L'aventure inattendue 2
Salle de bains

Paru dans la FdC 25 (mars 1991)

John se retrouvait une fois de plus dans une situation invraisemblable, il n'arrêtait pas de maudire cet appareil noir qu'il tenait dans la main. Il aurait bien juré de ne plus s'en servir mais il se doutait bien qu'il lui serait nécessaire une dernière fois. En revanche, ce dont John ne se doutait pas, c'est que cette situation allait le plonger encore une fois de plus dans l'invraisemblance, pour ne pas dire carrément dans la folie. Se trouver dans une salle de bains peut, à priori, sembler normal, mais John n'avait nullement envie de se livrer à quelque ablution que ce soit. De surcroît cette salle de bains lui était apparemment inconnue mais en son for intérieur il avait la ferme impression que certains détails ne lui étaient pas étrangers.

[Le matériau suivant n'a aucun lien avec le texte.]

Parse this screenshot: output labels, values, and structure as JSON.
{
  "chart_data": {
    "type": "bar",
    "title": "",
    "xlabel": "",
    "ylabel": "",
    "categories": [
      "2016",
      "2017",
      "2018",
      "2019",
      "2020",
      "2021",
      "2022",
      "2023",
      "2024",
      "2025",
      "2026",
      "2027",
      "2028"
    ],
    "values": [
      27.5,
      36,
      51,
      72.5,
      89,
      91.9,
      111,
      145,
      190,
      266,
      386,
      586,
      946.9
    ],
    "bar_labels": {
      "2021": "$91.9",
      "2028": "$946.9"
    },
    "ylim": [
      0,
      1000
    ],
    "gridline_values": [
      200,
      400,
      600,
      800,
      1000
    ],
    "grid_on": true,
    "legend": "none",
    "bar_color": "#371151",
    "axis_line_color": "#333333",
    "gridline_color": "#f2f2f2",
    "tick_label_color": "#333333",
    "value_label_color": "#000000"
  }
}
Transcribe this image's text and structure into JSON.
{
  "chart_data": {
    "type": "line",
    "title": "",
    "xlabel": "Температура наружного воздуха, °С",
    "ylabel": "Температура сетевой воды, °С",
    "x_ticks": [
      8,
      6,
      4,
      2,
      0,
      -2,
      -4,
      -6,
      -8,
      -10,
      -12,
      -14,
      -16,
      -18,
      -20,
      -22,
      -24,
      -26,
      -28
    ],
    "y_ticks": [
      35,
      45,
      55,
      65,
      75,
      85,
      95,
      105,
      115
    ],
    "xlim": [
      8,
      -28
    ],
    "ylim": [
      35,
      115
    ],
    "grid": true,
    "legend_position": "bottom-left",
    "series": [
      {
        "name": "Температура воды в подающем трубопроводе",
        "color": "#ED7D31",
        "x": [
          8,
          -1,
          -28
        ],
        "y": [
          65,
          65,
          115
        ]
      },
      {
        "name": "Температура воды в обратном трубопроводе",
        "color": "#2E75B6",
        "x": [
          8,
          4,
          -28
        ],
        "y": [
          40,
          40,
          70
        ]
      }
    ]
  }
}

Discernant des voix étouffées de l'autre côté de la porte, il était certain que tôt ou tard une rencontre fâcheuse se produirait. Et malheureusement, il n'avait temporairement plus recours au boîtier pour quitter son inconfortable situation, car ce ne serait pas sans risque tant qu'il ne serait pas refroidi. En effet, il avait voulu tester le translateur spatio-temporel créé dans son laboratoire sur une grande distance. Dans le cas de courts voyages spatiaux ou de bonds temporels, il s'était toujours révélé en parfait état de fonctionnement, mais cette fois-ci il s'en était agi autrement. Le bond dans l'espace avait tellement surchauffé l'appareil que les paramètres de transfert inscrits dans le calculateur atomique en avaient été modifiés. S'il est certain que la logique atomique apporte un incroyable progrès d'intégration et de vitesse de traitement, malgré tout la température de fusion du réseau atomique demeure un problème insoluble. Au delà de deux cent degrés celsius, il se produit un altération irrémédiable. En fait une simple isolation thermique entre les circuits de calcul et les klystrons à micro-ondes aurait certainement résolu le problème mais ils ne l'avaient pas prévu. Sur de longues distances, ceux-ci devaient développer une importante énergie pour vaincre la perméabilité magnétique des matériaux traversés, ce qui provoquait un fort échauffement des klystrons, tout était clair dans son esprit à présent.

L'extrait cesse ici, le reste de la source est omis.